Дворник вытащил его в крохотный дворик — “колодец” и усадил на скамью.

— Не надо вам туда, ваша благородия. Совсем — совсем не надо.

— Почему?

— Все думали — вы умер. Сначала — на Север пропал, потом — бандит зарезал. Здесь другой люди живут. Новые. Власть.

— Татьяна Павловна там, — покачал головой лейтенант. — Я видел…

— Там, там, — закивал старик. — Она теперь с новым хозяином живет…

— Что ты мелешь, старый дурак! — вскричал Игнатьев. — Да я тебя…

— Плохо, когда от старого Йоськи беда узнавать, — вздохнул дворник. — Но больше никто не скажет. Кто сбежал, кого… А она не откроет. Нет. Она даже из дома не выходит. Он к ней сам приходит.

— Она вышла замуж?

— Замуж? Це-це-це… Нет… Время другое. Замуж не выходят. Свадьба — нет. Так живут. Рэвалуция, — с трудом произнес он сложное слово. — Новое все. Жизнь, власть…

— Кто он?

— Товарищ комиссар Краснозаводский, — старательно вывел по слогам Йоська.
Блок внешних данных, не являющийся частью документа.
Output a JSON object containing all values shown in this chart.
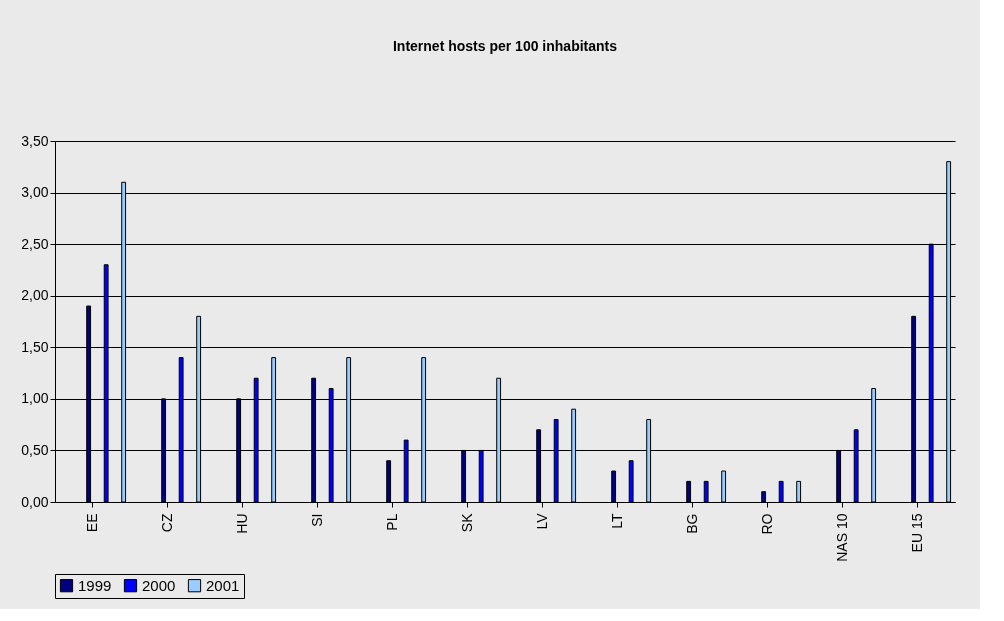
{
  "chart_data": {
    "type": "bar",
    "title": "Internet hosts per 100 inhabitants",
    "categories": [
      "EE",
      "CZ",
      "HU",
      "SI",
      "PL",
      "SK",
      "LV",
      "LT",
      "BG",
      "RO",
      "NAS 10",
      "EU 15"
    ],
    "series": [
      {
        "name": "1999",
        "color": "#000080",
        "values": [
          1.9,
          1.0,
          1.0,
          1.2,
          0.4,
          0.5,
          0.7,
          0.3,
          0.2,
          0.1,
          0.5,
          1.8
        ]
      },
      {
        "name": "2000",
        "color": "#0000ff",
        "values": [
          2.3,
          1.4,
          1.2,
          1.1,
          0.6,
          0.5,
          0.8,
          0.4,
          0.2,
          0.2,
          0.7,
          2.5
        ]
      },
      {
        "name": "2001",
        "color": "#99ccff",
        "values": [
          3.1,
          1.8,
          1.4,
          1.4,
          1.4,
          1.2,
          0.9,
          0.8,
          0.3,
          0.2,
          1.1,
          3.3
        ]
      }
    ],
    "ylim": [
      0,
      3.5
    ],
    "yticks": [
      {
        "value": 0,
        "label": "0,00"
      },
      {
        "value": 0.5,
        "label": "0,50"
      },
      {
        "value": 1,
        "label": "1,00"
      },
      {
        "value": 1.5,
        "label": "1,50"
      },
      {
        "value": 2,
        "label": "2,00"
      },
      {
        "value": 2.5,
        "label": "2,50"
      },
      {
        "value": 3,
        "label": "3,00"
      },
      {
        "value": 3.5,
        "label": "3,50"
      }
    ],
    "grid": "y",
    "legend": "bottom"
  }
}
— Не знаю такого, — отрешенно сказал Игнатьев.

— Понятное дело — не знаете, — кивнул дворник. — Он сын старого Абрама, что сапожную мастерскую на углу держал. Имя — фамилию ему новая власть другую назначила. Рэволюциенную, — с явным удовольствием повторил он звучное слово.

— Что?!

— Все боялись, все бежали. Молодая хозяйка болела, бежать не могла. А потом власть пришла. Комиссар ее от тюрьма спас. Документы новые дал, с собой жить оставил. Кормит — одевает. Сейчас с едой плохо, а кушать все хотят…

Игнатьев смотрел на него, явно не понимая, о чем говорит старик.

— Ваше благородие, уходить тебе надо, — спохватился дворник. — Я стук услышал, внука за новой властью послал. Они сейчас едут. Прости дурака — не знал, что ты стучишь. Воров много. Грабят, убивают. Страшно. А те, знамо дело, товарищу комиссару доложат. Уходить надо.

— Куда? — безразлично отозвался Игнатьев. — Некуда мне бежать, старик. Я домой шел. Долго шел. А отсюда мне идти некуда.

Гулко топая подкованными сапогами, во двор вбежал патруль красноармейцев.

— Ентот? — спросил рыжий парень в грязной, потертой шинели.

— Нет-нет, — испугался старик. — Ошибся я… Не этот…

— Щас разберемся, — недобро щурюсь, пообещал солдат, но в это время с улицы послышался пронзительный визг тормозов, и минутой спустя, во дворике появился плотный, коротко стриженный человек в черной кожанке.

— Комиссар Краснозаводский, — властно представился он. — Что здесь происходит?

— Мальчишка прибежал, говорит — грабят, — доложил рыжий. — Мы сюда. Думали — блатные или гопники, а тут… вот. Уж больно рожа у него интеллигентная. Кажись, кого-то из бывших помали.

Игнатьев уже узнал комиссара. Он видел его несколько раз, мельком, на улице, но это брезгливо — злобное лицо, с огромным, ярко — багровым родимым пятном на левой щеке забыть было сложно. Вспомнил его и комиссар. В глазах его появился нехороший, лихорадочный блеск.